Observe that at the end this sequence, the update to is_true was lost, because it was overwritten by thread 2, which captured an old value of is_true.

It so happens that x86 is very forgiving of this type of error because it supports byte-granular updates and has a very tight memory model. Other Win32 processors are not as forgiving. RISC chips, for example, often do not support byte-granular updates, and even if they do, they usually have very weak memory models.

stroustrup C++11FAQ Memory model

NOTE: 其实列举了和 stackoverflow is assignment operator '=' atomic? 中类似的例子。在其中给出了C++中的规定

So, C++11 guarantees that no such problems occur for "separate memory locations". More precisely: A memory location cannot be safely accessed by two threads without some form of locking unless they are both read accesses.
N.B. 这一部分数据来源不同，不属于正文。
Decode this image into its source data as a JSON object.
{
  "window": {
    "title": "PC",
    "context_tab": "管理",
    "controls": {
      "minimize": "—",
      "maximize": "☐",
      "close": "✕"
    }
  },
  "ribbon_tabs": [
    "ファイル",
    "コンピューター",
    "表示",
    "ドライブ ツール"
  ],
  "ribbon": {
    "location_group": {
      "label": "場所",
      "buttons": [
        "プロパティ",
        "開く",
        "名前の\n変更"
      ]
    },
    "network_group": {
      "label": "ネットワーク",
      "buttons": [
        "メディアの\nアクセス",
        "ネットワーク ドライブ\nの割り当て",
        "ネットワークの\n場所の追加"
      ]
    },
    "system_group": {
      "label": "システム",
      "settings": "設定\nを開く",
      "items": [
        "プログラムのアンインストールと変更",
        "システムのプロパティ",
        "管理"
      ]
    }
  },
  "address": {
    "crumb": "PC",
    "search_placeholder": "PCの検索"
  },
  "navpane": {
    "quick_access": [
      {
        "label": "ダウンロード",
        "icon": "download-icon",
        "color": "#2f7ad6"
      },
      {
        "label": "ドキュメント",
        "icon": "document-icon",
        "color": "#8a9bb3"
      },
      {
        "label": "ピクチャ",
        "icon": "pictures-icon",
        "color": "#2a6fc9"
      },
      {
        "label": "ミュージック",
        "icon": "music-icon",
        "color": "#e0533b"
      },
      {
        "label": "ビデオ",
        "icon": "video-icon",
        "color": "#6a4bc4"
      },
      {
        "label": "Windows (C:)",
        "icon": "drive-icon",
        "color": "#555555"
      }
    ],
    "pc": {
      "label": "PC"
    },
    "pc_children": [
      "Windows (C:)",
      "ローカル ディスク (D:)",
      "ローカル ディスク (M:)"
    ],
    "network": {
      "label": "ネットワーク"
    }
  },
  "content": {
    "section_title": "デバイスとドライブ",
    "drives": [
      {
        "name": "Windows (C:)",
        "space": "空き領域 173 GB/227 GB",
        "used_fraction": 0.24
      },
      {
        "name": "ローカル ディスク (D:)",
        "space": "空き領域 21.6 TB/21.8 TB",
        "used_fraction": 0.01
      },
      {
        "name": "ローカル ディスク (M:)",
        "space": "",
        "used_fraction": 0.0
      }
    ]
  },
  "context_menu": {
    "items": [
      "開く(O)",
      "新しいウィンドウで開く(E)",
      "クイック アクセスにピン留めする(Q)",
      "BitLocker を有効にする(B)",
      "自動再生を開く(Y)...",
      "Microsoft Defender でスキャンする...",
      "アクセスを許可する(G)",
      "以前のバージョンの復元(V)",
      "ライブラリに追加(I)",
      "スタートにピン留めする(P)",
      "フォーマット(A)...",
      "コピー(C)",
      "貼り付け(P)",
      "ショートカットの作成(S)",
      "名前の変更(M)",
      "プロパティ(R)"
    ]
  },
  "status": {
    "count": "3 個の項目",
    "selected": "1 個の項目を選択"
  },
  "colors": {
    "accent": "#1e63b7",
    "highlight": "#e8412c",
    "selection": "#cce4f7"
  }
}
stackoverflow Can modern x86 hardware not store a single byte to memory?

A

NOTE: 这个回答非常详细

TL:DR: On every modern ISA that has byte-store instructions (including x86), they're atomic and don't disturb surrounding bytes. (I'm not aware of any older ISAs where byte-store instructions could "invent writes" to neighbouring bytes either.)

NOTE: 上述是结论

A

Not only are x86 CPUs capable of reading and writing a single byte, all modern general purpose CPUs are capable of it. More importantly most modern CPUs (including x86, ARM, MIPS, PowerPC, and SPARC) are capable of atomically reading and writing single bytes.